Traditional OLTP workloads do not tend to have the concurrency to actually saturate the NVME. You would need to be 40-way parallel, but most OLTP workloads give you 4-way.

Multiple instances per device are almost a must.

2 comments

With a lot of NVMe devices, up to medium priced server gear, the bottleneck in OLTP workloads isn't normal write latency, but slow write cache flushes. On devices with write caches one either needs to fdatasync() the journal on commit (which typically issues a whole device cache flush) or use O_DIRECT | O_DSYNC (ending up as a FUA write which just tags the individual write as needing to be durable) for journal writes. Often that drastically increases latency and slows down concurrent non-durable IO, reducing the benefit of deeply queued IO substantially.

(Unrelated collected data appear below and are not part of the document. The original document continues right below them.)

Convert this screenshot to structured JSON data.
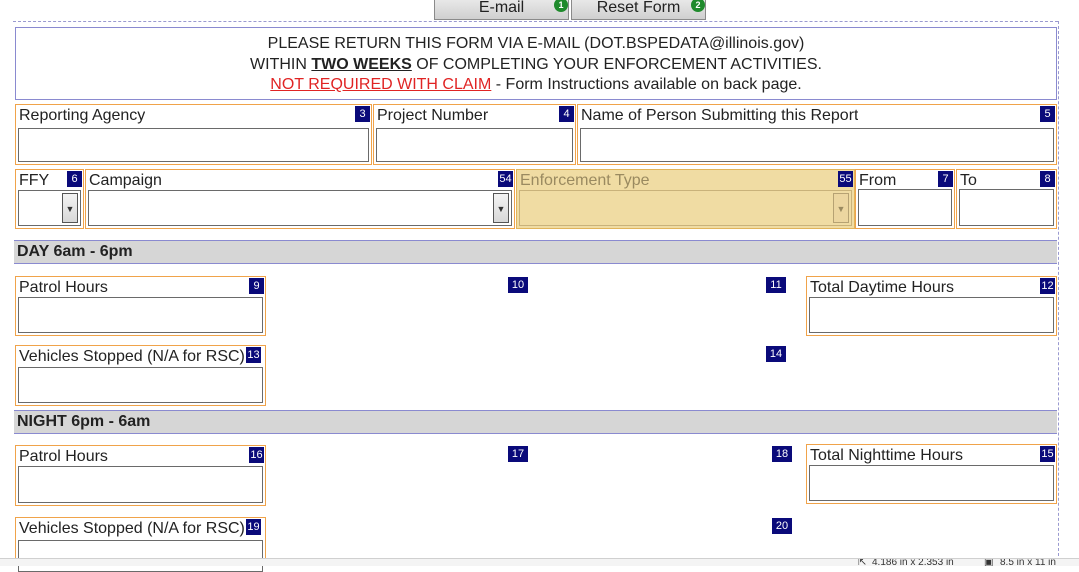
{
  "toolbar": {
    "email_label": "E-mail",
    "email_badge": "1",
    "reset_label": "Reset Form",
    "reset_badge": "2"
  },
  "notice": {
    "line1": "PLEASE RETURN THIS FORM VIA E-MAIL (DOT.BSPEDATA@illinois.gov)",
    "line2_pre": "WITHIN ",
    "line2_bold": "TWO WEEKS",
    "line2_post": " OF COMPLETING YOUR ENFORCEMENT ACTIVITIES.",
    "line3_red": "NOT REQUIRED WITH CLAIM",
    "line3_post": " - Form Instructions available on back page."
  },
  "fields": {
    "reporting_agency": {
      "label": "Reporting Agency",
      "num": "3",
      "value": ""
    },
    "project_number": {
      "label": "Project Number",
      "num": "4",
      "value": ""
    },
    "submitter_name": {
      "label": "Name of Person Submitting this Report",
      "num": "5",
      "value": ""
    },
    "ffy": {
      "label": "FFY",
      "num": "6",
      "value": ""
    },
    "campaign": {
      "label": "Campaign",
      "num": "54",
      "value": ""
    },
    "enforcement_type": {
      "label": "Enforcement Type",
      "num": "55",
      "value": ""
    },
    "from": {
      "label": "From",
      "num": "7",
      "value": ""
    },
    "to": {
      "label": "To",
      "num": "8",
      "value": ""
    }
  },
  "day": {
    "title": "DAY 6am - 6pm",
    "patrol_hours": {
      "label": "Patrol Hours",
      "num": "9"
    },
    "col2_num": "10",
    "col3_num": "11",
    "total_hours": {
      "label": "Total Daytime Hours",
      "num": "12"
    },
    "vehicles_stopped": {
      "label": "Vehicles Stopped (N/A for RSC)",
      "num": "13"
    },
    "vehicles_col3_num": "14"
  },
  "night": {
    "title": "NIGHT 6pm - 6am",
    "patrol_hours": {
      "label": "Patrol Hours",
      "num": "16"
    },
    "col2_num": "17",
    "col3_num": "18",
    "total_hours": {
      "label": "Total Nighttime Hours",
      "num": "15"
    },
    "vehicles_stopped": {
      "label": "Vehicles Stopped (N/A for RSC)",
      "num": "19"
    },
    "vehicles_col3_num": "20"
  },
  "statusbar": {
    "dimensions": "4.186 in x 2.353 in",
    "size": "8.5 in x 11 in"
  },
  "colors": {
    "field_border": "#f0a34a",
    "number_badge": "#0a0a7a",
    "disabled_fill": "#f0dca3",
    "section_fill": "#d6d6d6",
    "notice_red": "#e02424",
    "button_badge": "#1f8a2c"
  }
}
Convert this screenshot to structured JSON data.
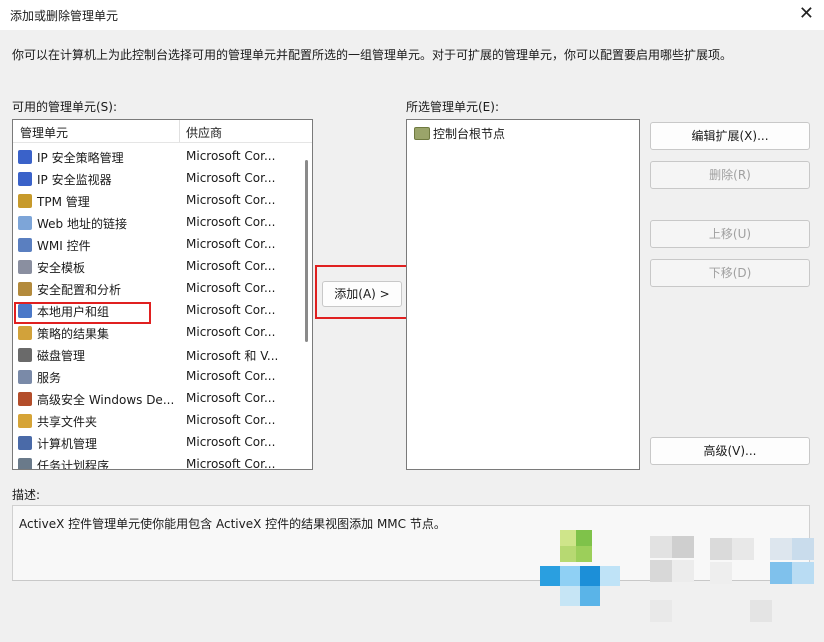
{
  "window": {
    "title": "添加或删除管理单元",
    "close_glyph": "✕"
  },
  "description_top": "你可以在计算机上为此控制台选择可用的管理单元并配置所选的一组管理单元。对于可扩展的管理单元，你可以配置要启用哪些扩展项。",
  "available": {
    "label": "可用的管理单元(S):",
    "col_name": "管理单元",
    "col_vendor": "供应商",
    "items": [
      {
        "name": "IP 安全策略管理",
        "vendor": "Microsoft Cor...",
        "icon": "ip-security-policy-icon",
        "color": "#3a62c9"
      },
      {
        "name": "IP 安全监视器",
        "vendor": "Microsoft Cor...",
        "icon": "ip-security-monitor-icon",
        "color": "#3a62c9"
      },
      {
        "name": "TPM 管理",
        "vendor": "Microsoft Cor...",
        "icon": "tpm-icon",
        "color": "#c79a2b"
      },
      {
        "name": "Web 地址的链接",
        "vendor": "Microsoft Cor...",
        "icon": "web-link-icon",
        "color": "#7da5d8"
      },
      {
        "name": "WMI 控件",
        "vendor": "Microsoft Cor...",
        "icon": "wmi-icon",
        "color": "#5a7fc0"
      },
      {
        "name": "安全模板",
        "vendor": "Microsoft Cor...",
        "icon": "security-template-icon",
        "color": "#8a8fa0"
      },
      {
        "name": "安全配置和分析",
        "vendor": "Microsoft Cor...",
        "icon": "security-config-icon",
        "color": "#b38a3c"
      },
      {
        "name": "本地用户和组",
        "vendor": "Microsoft Cor...",
        "icon": "local-users-icon",
        "color": "#4a78c8"
      },
      {
        "name": "策略的结果集",
        "vendor": "Microsoft Cor...",
        "icon": "rsop-icon",
        "color": "#d2a23a"
      },
      {
        "name": "磁盘管理",
        "vendor": "Microsoft 和 V...",
        "icon": "disk-management-icon",
        "color": "#6a6a6a"
      },
      {
        "name": "服务",
        "vendor": "Microsoft Cor...",
        "icon": "services-icon",
        "color": "#7a8aa8"
      },
      {
        "name": "高级安全 Windows De...",
        "vendor": "Microsoft Cor...",
        "icon": "firewall-icon",
        "color": "#b34d2a"
      },
      {
        "name": "共享文件夹",
        "vendor": "Microsoft Cor...",
        "icon": "shared-folders-icon",
        "color": "#d6a437"
      },
      {
        "name": "计算机管理",
        "vendor": "Microsoft Cor...",
        "icon": "computer-management-icon",
        "color": "#4a6aa8"
      },
      {
        "name": "任务计划程序",
        "vendor": "Microsoft Cor...",
        "icon": "task-scheduler-icon",
        "color": "#6a7a8a"
      }
    ]
  },
  "add_button": "添加(A) >",
  "selected": {
    "label": "所选管理单元(E):",
    "items": [
      {
        "name": "控制台根节点",
        "icon": "console-root-folder-icon"
      }
    ]
  },
  "side_buttons": {
    "edit_ext": "编辑扩展(X)...",
    "remove": "删除(R)",
    "move_up": "上移(U)",
    "move_down": "下移(D)",
    "advanced": "高级(V)..."
  },
  "description": {
    "label": "描述:",
    "text": "ActiveX 控件管理单元使你能用包含 ActiveX 控件的结果视图添加 MMC 节点。"
  }
}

On top-line gear this isn't an issue, they don't signal a write cache (by virtue of either having a non-volatile cache or enough of a power reserve to flush the cache). Which then prevents the OS from actually doing more expensive for fdatasync()/O_DSYNC. One also can manually ignore the need for caching by changing /sys/block/nvme*/queue/write_cache to say write through, but that obviously looses guarantees - but can be useful to test on lower end devices.

One consequence of that is that:

> Multiple instances per device are almost a must.

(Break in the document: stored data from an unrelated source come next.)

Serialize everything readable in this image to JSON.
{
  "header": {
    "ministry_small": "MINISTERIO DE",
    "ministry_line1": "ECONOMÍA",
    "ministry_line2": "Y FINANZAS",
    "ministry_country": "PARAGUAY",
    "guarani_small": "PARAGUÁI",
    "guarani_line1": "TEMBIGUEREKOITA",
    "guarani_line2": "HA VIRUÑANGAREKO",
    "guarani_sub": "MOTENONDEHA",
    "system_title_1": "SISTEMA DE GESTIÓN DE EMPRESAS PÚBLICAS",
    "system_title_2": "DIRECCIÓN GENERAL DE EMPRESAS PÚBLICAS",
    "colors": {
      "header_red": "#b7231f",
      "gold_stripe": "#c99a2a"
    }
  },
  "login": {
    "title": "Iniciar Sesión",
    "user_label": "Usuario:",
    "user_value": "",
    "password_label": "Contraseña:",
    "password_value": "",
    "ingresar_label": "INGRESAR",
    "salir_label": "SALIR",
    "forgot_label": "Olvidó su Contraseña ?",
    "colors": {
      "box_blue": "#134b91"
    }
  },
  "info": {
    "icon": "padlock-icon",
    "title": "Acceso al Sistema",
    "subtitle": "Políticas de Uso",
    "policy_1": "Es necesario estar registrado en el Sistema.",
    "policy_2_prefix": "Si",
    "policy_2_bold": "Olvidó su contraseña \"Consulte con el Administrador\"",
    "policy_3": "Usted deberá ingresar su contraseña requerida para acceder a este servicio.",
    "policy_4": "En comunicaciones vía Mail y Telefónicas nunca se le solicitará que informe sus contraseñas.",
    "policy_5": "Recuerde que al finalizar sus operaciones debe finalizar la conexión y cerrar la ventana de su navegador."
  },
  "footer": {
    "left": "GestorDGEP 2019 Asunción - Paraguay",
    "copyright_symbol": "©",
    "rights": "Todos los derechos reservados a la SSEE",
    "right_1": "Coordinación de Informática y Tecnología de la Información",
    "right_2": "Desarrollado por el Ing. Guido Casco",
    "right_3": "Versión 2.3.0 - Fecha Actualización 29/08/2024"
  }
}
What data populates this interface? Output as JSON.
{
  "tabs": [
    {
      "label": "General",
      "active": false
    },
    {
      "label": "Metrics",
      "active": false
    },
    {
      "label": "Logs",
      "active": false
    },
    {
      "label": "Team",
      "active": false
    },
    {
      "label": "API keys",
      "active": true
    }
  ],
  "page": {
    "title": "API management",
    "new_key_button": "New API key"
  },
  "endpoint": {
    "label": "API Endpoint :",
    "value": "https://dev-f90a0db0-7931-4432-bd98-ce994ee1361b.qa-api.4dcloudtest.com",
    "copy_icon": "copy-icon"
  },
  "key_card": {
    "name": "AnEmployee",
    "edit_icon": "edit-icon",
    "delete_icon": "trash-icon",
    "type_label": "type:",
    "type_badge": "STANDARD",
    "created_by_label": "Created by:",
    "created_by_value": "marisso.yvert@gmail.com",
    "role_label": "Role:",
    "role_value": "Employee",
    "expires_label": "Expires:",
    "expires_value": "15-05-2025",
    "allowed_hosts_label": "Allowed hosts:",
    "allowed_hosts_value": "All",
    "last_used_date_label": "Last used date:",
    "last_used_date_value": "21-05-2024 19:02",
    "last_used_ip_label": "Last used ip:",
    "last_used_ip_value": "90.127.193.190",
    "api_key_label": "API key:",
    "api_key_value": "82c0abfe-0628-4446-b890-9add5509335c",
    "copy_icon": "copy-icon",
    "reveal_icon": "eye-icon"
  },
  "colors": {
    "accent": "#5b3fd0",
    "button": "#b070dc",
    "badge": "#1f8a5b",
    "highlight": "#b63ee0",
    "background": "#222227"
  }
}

Isn't actually unproblematic in OLTP, because it increases the number of journal writes that need to be flushed. With a single instance group commit can amortize the write cache flush costs much more efficiently than with many concurrent instances all separately doing much smaller group commits.

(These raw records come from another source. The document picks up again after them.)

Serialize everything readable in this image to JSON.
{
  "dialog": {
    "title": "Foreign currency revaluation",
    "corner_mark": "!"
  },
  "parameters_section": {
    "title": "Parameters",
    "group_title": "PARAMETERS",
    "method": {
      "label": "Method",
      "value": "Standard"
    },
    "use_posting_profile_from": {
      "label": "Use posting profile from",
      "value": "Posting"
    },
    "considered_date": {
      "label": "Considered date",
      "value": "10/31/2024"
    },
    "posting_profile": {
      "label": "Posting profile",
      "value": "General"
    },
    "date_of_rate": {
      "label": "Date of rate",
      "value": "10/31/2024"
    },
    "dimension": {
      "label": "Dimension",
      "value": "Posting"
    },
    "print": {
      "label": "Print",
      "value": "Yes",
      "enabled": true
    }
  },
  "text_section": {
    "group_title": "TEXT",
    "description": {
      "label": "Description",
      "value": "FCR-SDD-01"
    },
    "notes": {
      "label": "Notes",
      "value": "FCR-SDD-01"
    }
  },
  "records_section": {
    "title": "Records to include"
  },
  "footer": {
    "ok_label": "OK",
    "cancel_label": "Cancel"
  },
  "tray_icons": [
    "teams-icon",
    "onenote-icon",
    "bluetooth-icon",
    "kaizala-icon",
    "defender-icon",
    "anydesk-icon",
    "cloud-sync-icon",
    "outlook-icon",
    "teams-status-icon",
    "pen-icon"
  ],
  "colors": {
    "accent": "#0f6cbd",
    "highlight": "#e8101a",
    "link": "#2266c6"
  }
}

> You need to talk with deep queues or with multiple concurrent threads to the device in order to eat the entire IOPS buffet.

Completely agree. There is another angle you can play if you are willing to get your hands dirty at the lowest levels.

If you build a custom database engine that fundamentally stores everything as key-value, and then builds relational abstractions on top, you can leverage a lot more benefit on a per-transaction basis. For instance, if you are storing a KVP per column in a table and the table has 10 columns, you may wind up generating 10-20 KVP items per logical row insert/update/delete. And if you are careful, you can make sure this extra data structure expressiveness does not cause write amplification (single writer serializes and batches all transactions).

  > If you build a custom database 
  > engine that fundamentally stores
  > everything as key-value, and then
  > builds relational abstractions on
  > top
Sounds like this could be FoundationDB, among other contenders like TiDB.

https://foundationdb.org

More like myRocks. FoundationDB doesn't use LSM and definitely wants to do lots of overwriting in place. TiDB uses Rocksdb and would be closer.
You may want to play with a TiDB setup from Pingcap.